The territory’s Health Ministry reported on Saturday that 11 more deaths in Gaza were caused by malnutrition in the last 24 hours, one of whom was a kid. This raises the number of wartime deaths from hunger to 251.
With Israeli restrictions and pressure from hungry Palestinian crowds, the U.N. and its partners say it is still very difficult to deliver supplies into the territory of more than 2 million people and then on to distribution stations.

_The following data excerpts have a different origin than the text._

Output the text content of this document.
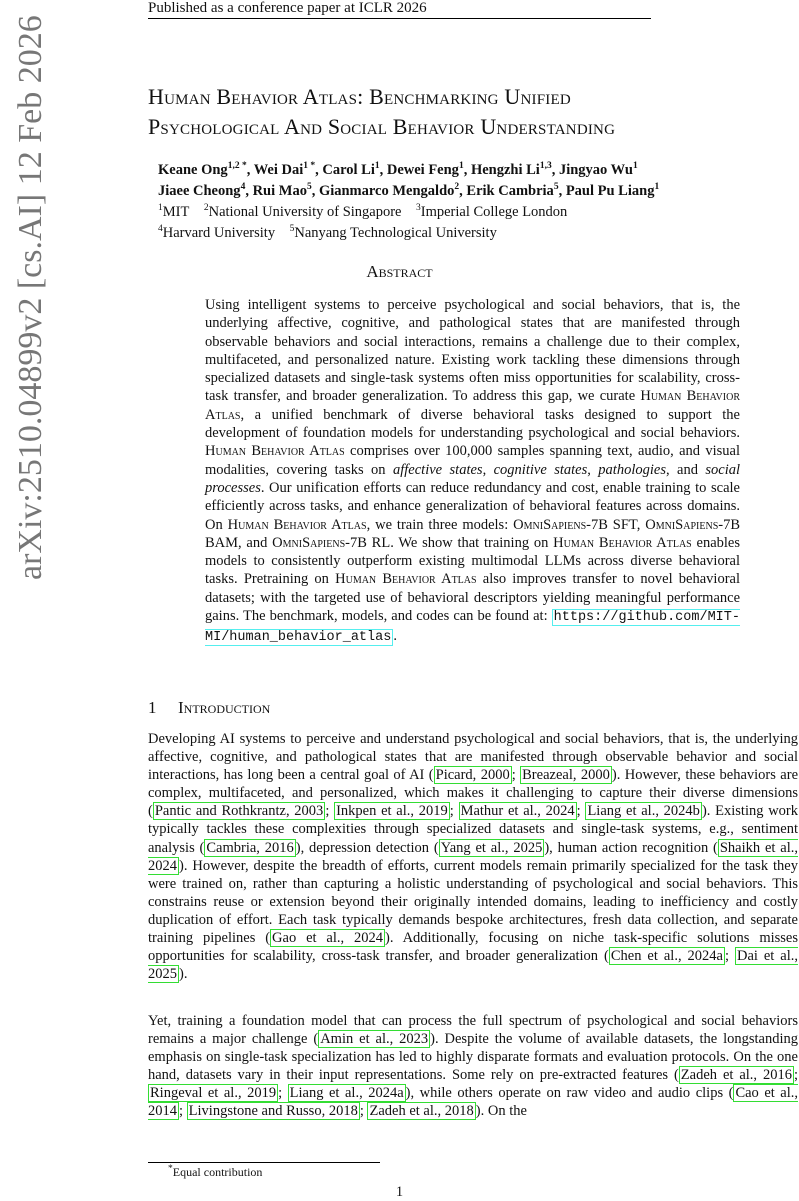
Published as a conference paper at ICLR 2026
arXiv:2510.04899v2 [cs.AI] 12 Feb 2026	Human Behavior Atlas: Benchmarking Unified
Psychological And Social Behavior Understanding
Keane Ong$^{1,2 *}$, Wei Dai$^{1 *}$, Carol Li$^1$, Dewei Feng$^1$, Hengzhi Li$^{1,3}$, Jingyao Wu$^1$
Jiaee Cheong$^4$, Rui Mao$^5$, Gianmarco Mengaldo$^2$, Erik Cambria$^5$, Paul Pu Liang$^1$
$^1$MIT $^2$National University of Singapore $^3$Imperial College London
$^4$Harvard University $^5$Nanyang Technological University
Abstract
Using intelligent systems to perceive psychological and social behaviors, that is, the underlying affective, cognitive, and pathological states that are manifested through observable behaviors and social interactions, remains a challenge due to their complex, multifaceted, and personalized nature. Existing work tackling these dimensions through specialized datasets and single-task systems often miss opportunities for scalability, cross-task transfer, and broader generalization. To address this gap, we curate Human Behavior Atlas, a unified benchmark of diverse behavioral tasks designed to support the development of foundation models for understanding psychological and social behaviors. Human Behavior Atlas comprises over 100,000 samples spanning text, audio, and visual modalities, covering tasks on affective states, cognitive states, pathologies, and social processes. Our unification efforts can reduce redundancy and cost, enable training to scale efficiently across tasks, and enhance generalization of behavioral features across domains. On Human Behavior Atlas, we train three models: OmniSapiens-7B SFT, OmniSapiens-7B BAM, and OmniSapiens-7B RL. We show that training on Human Behavior Atlas enables models to consistently outperform existing multimodal LLMs across diverse behavioral tasks. Pretraining on Human Behavior Atlas also improves transfer to novel behavioral datasets; with the targeted use of behavioral descriptors yielding meaningful performance gains. The benchmark, models, and codes can be found at: https://github.com/MIT-MI/human_behavior_atlas .
1 Introduction
Developing AI systems to perceive and understand psychological and social behaviors, that is, the underlying affective, cognitive, and pathological states that are manifested through observable behavior and social interactions, has long been a central goal of AI ( Picard, 2000 ; Breazeal, 2000 ). However, these behaviors are complex, multifaceted, and personalized, which makes it challenging to capture their diverse dimensions ( Pantic and Rothkrantz, 2003 ; Inkpen et al., 2019 ; Mathur et al., 2024 ; Liang et al., 2024b ). Existing work typically tackles these complexities through specialized datasets and single-task systems, e.g., sentiment analysis ( Cambria, 2016 ), depression detection ( Yang et al., 2025 ), human action recognition ( Shaikh et al., 2024 ). However, despite the breadth of efforts, current models remain primarily specialized for the task they were trained on, rather than capturing a holistic understanding of psychological and social behaviors. This constrains reuse or extension beyond their originally intended domains, leading to inefficiency and costly duplication of effort. Each task typically demands bespoke architectures, fresh data collection, and separate training pipelines ( Gao et al., 2024 ). Additionally, focusing on niche task-specific solutions misses opportunities for scalability, cross-task transfer, and broader generalization ( Chen et al., 2024a ; Dai et al., 2025 ).
Yet, training a foundation model that can process the full spectrum of psychological and social behaviors remains a major challenge ( Amin et al., 2023 ). Despite the volume of available datasets, the longstanding emphasis on single-task specialization has led to highly disparate formats and evaluation protocols. On the one hand, datasets vary in their input representations. Some rely on pre-extracted features ( Zadeh et al., 2016 ; Ringeval et al., 2019 ; Liang et al., 2024a ), while others operate on raw video and audio clips ( Cao et al., 2014 ; Livingstone and Russo, 2018 ; Zadeh et al., 2018 ). On the
*Equal contribution
1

Between May 27 and Wednesday, at least 1,760 individuals were killed while trying to get relief, according to the U.N. human rights office. It claims that 766 people were killed along supply convoy routes and 994 people were killed near non-UN-militarized areas. This is a reference to the Gaza Humanitarian Foundation, which has been the main distributor of aid in Gaza since May and is supported by both the United States and Israel.
In 2023, an attack led by Hamas killed almost 1,200 people in Israel. The Health Ministry reports that Israel’s retaliatory attack has killed 61,897 individuals in Gaza, with about half of those dead being women and children. The ministry does not disclose how many of the deaths were militants or civilians.
The ministry employs medical experts and is a part of the Hamas-run government. It is regarded as the most trustworthy source of casualties by the U.N. and independent experts. Israel denies its numbers but hasn’t offered any of its own.